Drugs that can put your reproductive physiology at risk include the following:

  • Anabolic steroids: these are abused as a way to attain muscle mass and improve athletic and competitive performance. They can cause abnormal sperm production and low sperm count, testicular atrophy, infertility, and erectile dysfunction.
  • Opioids: narcotic abuse, especially when it is chronic, can cause low testosterone directly, and this will indirectly affect both sperm count and libido. Even if opioid abuse is treated via a methadone program, methadone itself can result in low testosterone.
  • Antidepressants: Selective serotonin reuptake inhibitors (SSRIs), tricyclic antidepressants, and other psychiatric medications can cause elevation in prolactin, loss of libido, and also erectile dysfunction. The higher level of prolactin (which is the milk let-down hormone in women, although men have it, too, but in smaller quantities) is associated with low libido, elevated thyroid hormone, and hypogonadism [see above, one of the three primary sexual dysfunctions]. There can also be enlargement of the male breasts, which is a cosmetic concern.
  • Benzodiazepines: Clonazepine and other benzos can cause erectile dysfunction, either with inability to achieve an erection or in failure to maintain it.
  • Stimulants: such as cocaine and amphetamines, while initially stimulating arousal, ultimately have a negative effect on the ability to achieve or maintain an erection. Cocaine has been associated with an elevated prolactin level, called hyperprolactinemia [see “Antidepressants” above]. It is also a potent vasoconstrictor, famously affecting the nasal septum, but also haunting men by its cause of erectile dysfunction.
  • MDMA/Ecstasy: these affect testosterone and sperm production negatively.
  • Alcohol: can decrease libido. Also, chronic use can cause liver dysfunction and contribute to generalized debilitation, which secondarily affects all sexual function negatively.
  • Marijuana: according to Dr. Yazigi, a reproductive expert, about 33% of chronic users of marijuana have low sperm counts; also, sperm motility, a major determinant of their normal function, is lowered.

In Conclusion

Reproduction is a miraculous process and it is a complex interaction of many things, both within a man and a woman as well as between them. The sequence and balance of the rise and fall of the hormones responsible for testicular function is at risk when drugs are used chronically for chronic conditions or when drugs or alcohol are abused, resulting in dependence and addiction.

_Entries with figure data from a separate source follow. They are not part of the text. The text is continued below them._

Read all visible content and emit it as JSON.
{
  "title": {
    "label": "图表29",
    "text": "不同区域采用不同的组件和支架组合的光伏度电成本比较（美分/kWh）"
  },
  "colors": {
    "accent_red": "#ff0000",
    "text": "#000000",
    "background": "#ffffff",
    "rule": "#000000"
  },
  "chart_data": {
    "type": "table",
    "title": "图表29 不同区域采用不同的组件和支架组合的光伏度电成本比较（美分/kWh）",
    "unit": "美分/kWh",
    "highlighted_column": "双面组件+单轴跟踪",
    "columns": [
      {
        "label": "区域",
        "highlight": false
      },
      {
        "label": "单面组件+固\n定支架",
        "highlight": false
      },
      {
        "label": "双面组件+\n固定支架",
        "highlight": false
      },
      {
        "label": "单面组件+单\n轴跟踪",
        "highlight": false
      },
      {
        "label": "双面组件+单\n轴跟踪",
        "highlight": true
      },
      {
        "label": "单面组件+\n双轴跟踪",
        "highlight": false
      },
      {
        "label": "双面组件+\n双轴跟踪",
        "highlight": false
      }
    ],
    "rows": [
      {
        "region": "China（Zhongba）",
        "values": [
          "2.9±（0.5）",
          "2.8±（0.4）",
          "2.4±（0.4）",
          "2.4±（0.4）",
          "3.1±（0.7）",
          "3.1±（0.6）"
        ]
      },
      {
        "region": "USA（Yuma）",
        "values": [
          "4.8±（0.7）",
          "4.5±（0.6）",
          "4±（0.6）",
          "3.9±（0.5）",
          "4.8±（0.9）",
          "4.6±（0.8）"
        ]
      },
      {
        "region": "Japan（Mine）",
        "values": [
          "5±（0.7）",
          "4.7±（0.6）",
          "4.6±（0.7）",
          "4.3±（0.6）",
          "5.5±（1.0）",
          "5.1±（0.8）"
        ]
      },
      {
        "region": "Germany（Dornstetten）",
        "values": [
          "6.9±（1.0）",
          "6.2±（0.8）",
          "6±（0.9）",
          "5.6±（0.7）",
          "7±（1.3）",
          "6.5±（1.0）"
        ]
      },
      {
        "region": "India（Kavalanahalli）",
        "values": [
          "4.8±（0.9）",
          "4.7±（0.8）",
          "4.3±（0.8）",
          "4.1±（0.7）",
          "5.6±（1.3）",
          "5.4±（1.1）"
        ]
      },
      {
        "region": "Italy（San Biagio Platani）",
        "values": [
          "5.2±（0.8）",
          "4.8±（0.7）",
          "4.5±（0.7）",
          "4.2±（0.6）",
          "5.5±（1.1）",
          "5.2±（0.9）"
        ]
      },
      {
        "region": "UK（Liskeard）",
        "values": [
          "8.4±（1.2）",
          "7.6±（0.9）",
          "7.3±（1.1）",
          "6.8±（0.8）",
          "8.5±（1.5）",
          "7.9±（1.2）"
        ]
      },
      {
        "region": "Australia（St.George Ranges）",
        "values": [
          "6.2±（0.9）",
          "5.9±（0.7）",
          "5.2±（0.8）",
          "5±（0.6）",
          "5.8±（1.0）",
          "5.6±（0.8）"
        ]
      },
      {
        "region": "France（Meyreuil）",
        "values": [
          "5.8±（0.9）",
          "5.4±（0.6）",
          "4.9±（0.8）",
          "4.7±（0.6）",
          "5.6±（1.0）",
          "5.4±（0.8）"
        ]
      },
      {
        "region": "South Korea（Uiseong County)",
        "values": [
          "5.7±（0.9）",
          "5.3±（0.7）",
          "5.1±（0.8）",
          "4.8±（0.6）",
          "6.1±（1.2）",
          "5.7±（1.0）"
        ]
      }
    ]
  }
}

Treatment for substance abuse disorders and addiction, for any man of reproductive age, besides portending well for his health in general, will also assure optimal sexual function at the glandular, hormonal, and performance levels. Of course, this will bring back the joy to the physical act and the psychological bonding it is designed to enhance. Also, it goes without mentioning in detail that becoming a parent implies a responsibility for being a good steward for your body, because the children you raise will be depending on you.